You might have heard about and seen discussions on ‘outcomes over output’. Product leaders in different roles often talk about this shift, a few frameworks, sharing their own experiences and sometimes examples to show how product teams should focus on the outcomes. This recent post by Marty Cagan is a quick reference to this approach, or you can see John Cutler’s LinkedIn post, and here are Josselin Perrus’s excellent examples of outcome over output.
In a product managers’ meetup last month, I noticed a few issues in their half-baked approach towards working for the outcomes.

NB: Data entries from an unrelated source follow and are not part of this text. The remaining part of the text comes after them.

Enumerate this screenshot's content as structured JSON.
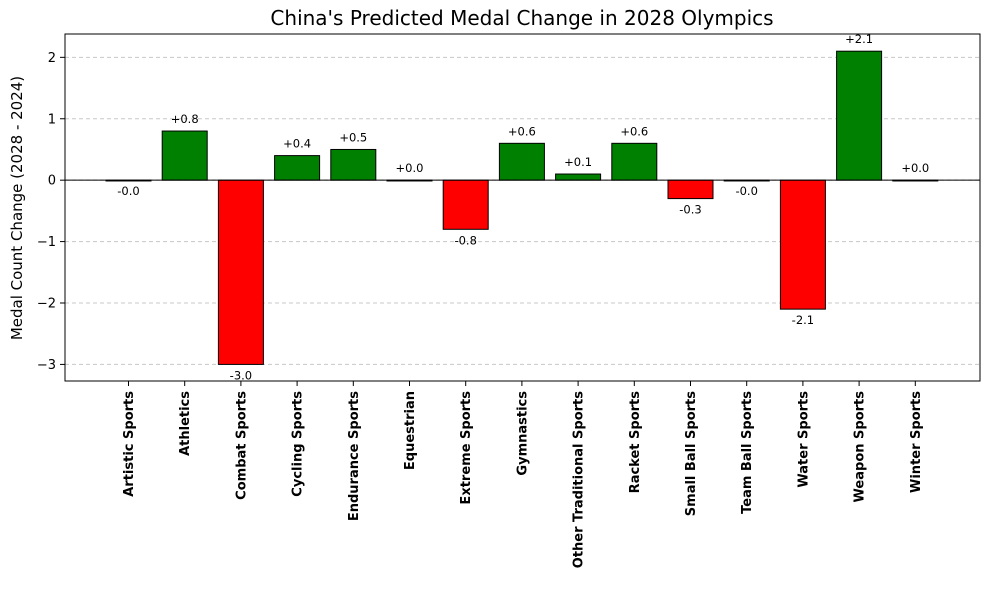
{
  "chart_data": {
    "type": "bar",
    "title": "China's Predicted Medal Change in 2028 Olympics",
    "xlabel": "",
    "ylabel": "Medal Count Change (2028 - 2024)",
    "ylim": [
      -3.27,
      2.38
    ],
    "yticks": [
      -3,
      -2,
      -1,
      0,
      1,
      2
    ],
    "grid": "y-dashed",
    "categories": [
      "Artistic Sports",
      "Athletics",
      "Combat Sports",
      "Cycling Sports",
      "Endurance Sports",
      "Equestrian",
      "Extreme Sports",
      "Gymnastics",
      "Other Traditional Sports",
      "Racket Sports",
      "Small Ball Sports",
      "Team Ball Sports",
      "Water Sports",
      "Weapon Sports",
      "Winter Sports"
    ],
    "values": [
      -0.0,
      0.8,
      -3.0,
      0.4,
      0.5,
      0.0,
      -0.8,
      0.6,
      0.1,
      0.6,
      -0.3,
      -0.0,
      -2.1,
      2.1,
      0.0
    ],
    "data_labels": [
      "-0.0",
      "+0.8",
      "-3.0",
      "+0.4",
      "+0.5",
      "+0.0",
      "-0.8",
      "+0.6",
      "+0.1",
      "+0.6",
      "-0.3",
      "-0.0",
      "-2.1",
      "+2.1",
      "+0.0"
    ],
    "colors": {
      "positive": "#008000",
      "negative": "#ff0000",
      "edge": "#000000",
      "zero_line": "#000000",
      "grid": "#c8c8c8"
    }
  }
}
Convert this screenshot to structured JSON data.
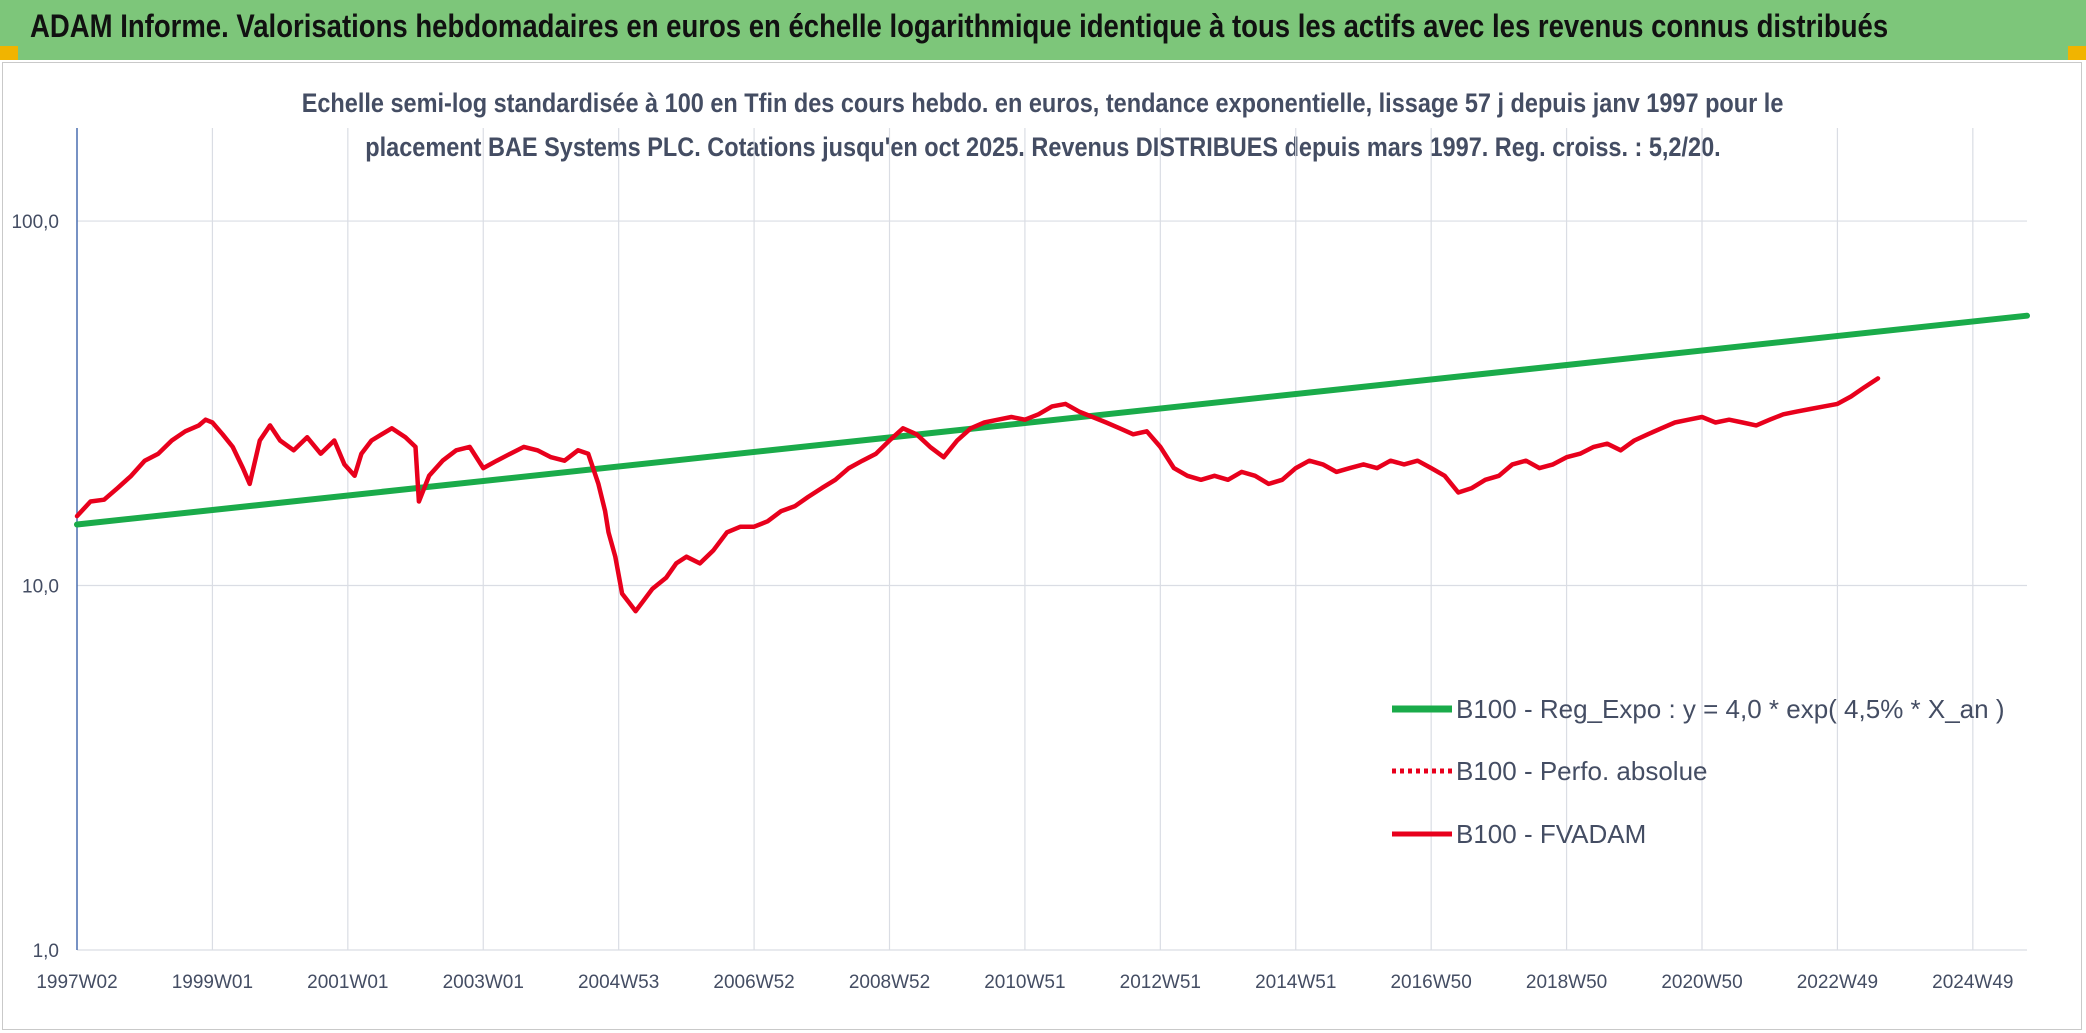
{
  "banner": {
    "title": "ADAM Informe. Valorisations hebdomadaires en euros en échelle logarithmique identique à tous les actifs avec les revenus connus distribués",
    "background": "#7dc67a",
    "corner_color": "#f1b400"
  },
  "chart_data": {
    "type": "line",
    "title_lines": [
      "Echelle semi-log standardisée à 100 en Tfin des cours hebdo. en euros, tendance exponentielle, lissage 57 j depuis janv 1997 pour le",
      "placement BAE Systems PLC. Cotations jusqu'en oct 2025. Revenus DISTRIBUES depuis mars 1997. Reg. croiss. : 5,2/20."
    ],
    "y_scale": "log",
    "ylim": [
      1,
      180
    ],
    "y_ticks": [
      {
        "value": 1,
        "label": "1,0"
      },
      {
        "value": 10,
        "label": "10,0"
      },
      {
        "value": 100,
        "label": "100,0"
      }
    ],
    "xlim": [
      1997.0,
      2025.8
    ],
    "x_ticks": [
      {
        "value": 1997.0,
        "label": "1997W02"
      },
      {
        "value": 1999.0,
        "label": "1999W01"
      },
      {
        "value": 2001.0,
        "label": "2001W01"
      },
      {
        "value": 2003.0,
        "label": "2003W01"
      },
      {
        "value": 2005.0,
        "label": "2004W53"
      },
      {
        "value": 2007.0,
        "label": "2006W52"
      },
      {
        "value": 2009.0,
        "label": "2008W52"
      },
      {
        "value": 2011.0,
        "label": "2010W51"
      },
      {
        "value": 2013.0,
        "label": "2012W51"
      },
      {
        "value": 2015.0,
        "label": "2014W51"
      },
      {
        "value": 2017.0,
        "label": "2016W50"
      },
      {
        "value": 2019.0,
        "label": "2018W50"
      },
      {
        "value": 2021.0,
        "label": "2020W50"
      },
      {
        "value": 2023.0,
        "label": "2022W49"
      },
      {
        "value": 2025.0,
        "label": "2024W49"
      }
    ],
    "grid": {
      "vertical": true,
      "horizontal": true
    },
    "legend_position": "bottom-right",
    "series": [
      {
        "name": "B100 - Reg_Expo : y = 4,0 * exp( 4,5% *  X_an )",
        "color": "#1aab4a",
        "style": "solid",
        "points": [
          [
            1997.0,
            14.7
          ],
          [
            2025.8,
            55.0
          ]
        ]
      },
      {
        "name": "B100 - Perfo. absolue",
        "color": "#e8001c",
        "style": "dotted",
        "points": []
      },
      {
        "name": "B100 - FVADAM",
        "color": "#e8001c",
        "style": "solid",
        "points": [
          [
            1997.0,
            15.5
          ],
          [
            1997.2,
            17.0
          ],
          [
            1997.4,
            17.2
          ],
          [
            1997.6,
            18.5
          ],
          [
            1997.8,
            20.0
          ],
          [
            1998.0,
            22.0
          ],
          [
            1998.2,
            23.0
          ],
          [
            1998.4,
            25.0
          ],
          [
            1998.6,
            26.5
          ],
          [
            1998.8,
            27.5
          ],
          [
            1998.9,
            28.5
          ],
          [
            1999.0,
            28.0
          ],
          [
            1999.15,
            26.0
          ],
          [
            1999.3,
            24.0
          ],
          [
            1999.45,
            21.0
          ],
          [
            1999.55,
            19.0
          ],
          [
            1999.7,
            25.0
          ],
          [
            1999.85,
            27.5
          ],
          [
            2000.0,
            25.0
          ],
          [
            2000.2,
            23.5
          ],
          [
            2000.4,
            25.5
          ],
          [
            2000.6,
            23.0
          ],
          [
            2000.8,
            25.0
          ],
          [
            2000.95,
            21.5
          ],
          [
            2001.1,
            20.0
          ],
          [
            2001.2,
            23.0
          ],
          [
            2001.35,
            25.0
          ],
          [
            2001.5,
            26.0
          ],
          [
            2001.65,
            27.0
          ],
          [
            2001.85,
            25.5
          ],
          [
            2002.0,
            24.0
          ],
          [
            2002.05,
            17.0
          ],
          [
            2002.2,
            20.0
          ],
          [
            2002.4,
            22.0
          ],
          [
            2002.6,
            23.5
          ],
          [
            2002.8,
            24.0
          ],
          [
            2003.0,
            21.0
          ],
          [
            2003.2,
            22.0
          ],
          [
            2003.4,
            23.0
          ],
          [
            2003.6,
            24.0
          ],
          [
            2003.8,
            23.5
          ],
          [
            2004.0,
            22.5
          ],
          [
            2004.2,
            22.0
          ],
          [
            2004.4,
            23.5
          ],
          [
            2004.55,
            23.0
          ],
          [
            2004.7,
            19.0
          ],
          [
            2004.8,
            16.0
          ],
          [
            2004.85,
            14.0
          ],
          [
            2004.95,
            12.0
          ],
          [
            2005.05,
            9.5
          ],
          [
            2005.15,
            9.0
          ],
          [
            2005.25,
            8.5
          ],
          [
            2005.35,
            9.0
          ],
          [
            2005.5,
            9.8
          ],
          [
            2005.7,
            10.5
          ],
          [
            2005.85,
            11.5
          ],
          [
            2006.0,
            12.0
          ],
          [
            2006.2,
            11.5
          ],
          [
            2006.4,
            12.5
          ],
          [
            2006.6,
            14.0
          ],
          [
            2006.8,
            14.5
          ],
          [
            2007.0,
            14.5
          ],
          [
            2007.2,
            15.0
          ],
          [
            2007.4,
            16.0
          ],
          [
            2007.6,
            16.5
          ],
          [
            2007.8,
            17.5
          ],
          [
            2008.0,
            18.5
          ],
          [
            2008.2,
            19.5
          ],
          [
            2008.4,
            21.0
          ],
          [
            2008.6,
            22.0
          ],
          [
            2008.8,
            23.0
          ],
          [
            2009.0,
            25.0
          ],
          [
            2009.2,
            27.0
          ],
          [
            2009.4,
            26.0
          ],
          [
            2009.6,
            24.0
          ],
          [
            2009.8,
            22.5
          ],
          [
            2010.0,
            25.0
          ],
          [
            2010.2,
            27.0
          ],
          [
            2010.4,
            28.0
          ],
          [
            2010.6,
            28.5
          ],
          [
            2010.8,
            29.0
          ],
          [
            2011.0,
            28.5
          ],
          [
            2011.2,
            29.5
          ],
          [
            2011.4,
            31.0
          ],
          [
            2011.6,
            31.5
          ],
          [
            2011.8,
            30.0
          ],
          [
            2012.0,
            29.0
          ],
          [
            2012.2,
            28.0
          ],
          [
            2012.4,
            27.0
          ],
          [
            2012.6,
            26.0
          ],
          [
            2012.8,
            26.5
          ],
          [
            2013.0,
            24.0
          ],
          [
            2013.2,
            21.0
          ],
          [
            2013.4,
            20.0
          ],
          [
            2013.6,
            19.5
          ],
          [
            2013.8,
            20.0
          ],
          [
            2014.0,
            19.5
          ],
          [
            2014.2,
            20.5
          ],
          [
            2014.4,
            20.0
          ],
          [
            2014.6,
            19.0
          ],
          [
            2014.8,
            19.5
          ],
          [
            2015.0,
            21.0
          ],
          [
            2015.2,
            22.0
          ],
          [
            2015.4,
            21.5
          ],
          [
            2015.6,
            20.5
          ],
          [
            2015.8,
            21.0
          ],
          [
            2016.0,
            21.5
          ],
          [
            2016.2,
            21.0
          ],
          [
            2016.4,
            22.0
          ],
          [
            2016.6,
            21.5
          ],
          [
            2016.8,
            22.0
          ],
          [
            2017.0,
            21.0
          ],
          [
            2017.2,
            20.0
          ],
          [
            2017.4,
            18.0
          ],
          [
            2017.6,
            18.5
          ],
          [
            2017.8,
            19.5
          ],
          [
            2018.0,
            20.0
          ],
          [
            2018.2,
            21.5
          ],
          [
            2018.4,
            22.0
          ],
          [
            2018.6,
            21.0
          ],
          [
            2018.8,
            21.5
          ],
          [
            2019.0,
            22.5
          ],
          [
            2019.2,
            23.0
          ],
          [
            2019.4,
            24.0
          ],
          [
            2019.6,
            24.5
          ],
          [
            2019.8,
            23.5
          ],
          [
            2020.0,
            25.0
          ],
          [
            2020.2,
            26.0
          ],
          [
            2020.4,
            27.0
          ],
          [
            2020.6,
            28.0
          ],
          [
            2020.8,
            28.5
          ],
          [
            2021.0,
            29.0
          ],
          [
            2021.2,
            28.0
          ],
          [
            2021.4,
            28.5
          ],
          [
            2021.6,
            28.0
          ],
          [
            2021.8,
            27.5
          ],
          [
            2022.0,
            28.5
          ],
          [
            2022.2,
            29.5
          ],
          [
            2022.4,
            30.0
          ],
          [
            2022.6,
            30.5
          ],
          [
            2022.8,
            31.0
          ],
          [
            2023.0,
            31.5
          ],
          [
            2023.2,
            33.0
          ],
          [
            2023.4,
            35.0
          ],
          [
            2023.6,
            37.0
          ]
        ]
      }
    ]
  }
}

One, when teams are new to this outcomes over output approach, they are not prepared for the post-outcome moments. For example, if PMF is their most-important outcome (supported by numbers) and they achieve it—how do they respond to that moment when they achieve it? How they build on this outcome? Likewise, if expansion to another country is an expected outcome and they set up successful operations in that new country, how do they carry that ‘outcomes’ momentum forward for what now?
These bridges are either unclear or totally missing, or are again defined in the language of outputs because the outcomes language and the framework are not baked at the system level.
If they design the outcomes for the ‘outcome lifecycle’—our response system for the post-outcome moments brings more preparedness to continue in the momentum in the language of outcomes. An outcome is work-in-progress, leading us to one or more bridges for the other outcomes. This outcomes lifecycle reference builds and then strengthens our peripheral awareness in the products which helps everyone in the organization.
Two, an outcome for one team may not be the right outcome for someone else in the same organization. For example a conversion is an outcome for sales team but not being able to retain (the churn) because of poor onboarding in the product just negates that outcome by sales. Likewise, a customer successfully upgrading from a freemium to a paid plan is an outcome for the product coach. However, a poor support experience after two days can neutralize that outcome.
Adopting outcomes over outputs call for the systematic changes first. In the above example, did the customer stop paying (or downgraded from a paid plan to a free plan) because of poor interaction design, or a false promise in a webinar, or the missing context in a critical user story in the product?
Speaking in the language of fragmented outcomes does not fix such leaks. The meaning of outcome is lost in the ‘life cycle of a single interaction with the customer’. This is why I feel that interaction design is so underrated in our work—interactions have a lifecycle. An interaction’s lifecycle is greater than the sum of all the interactions’ taken together in a single story. We need to map the interaction lifecycle with an expected outcome’s lifecycle to make it work for the customers and for the organization.
Organizations should first define the outcome lifecycle and let all the teams map their roles and skills in this lifecycle.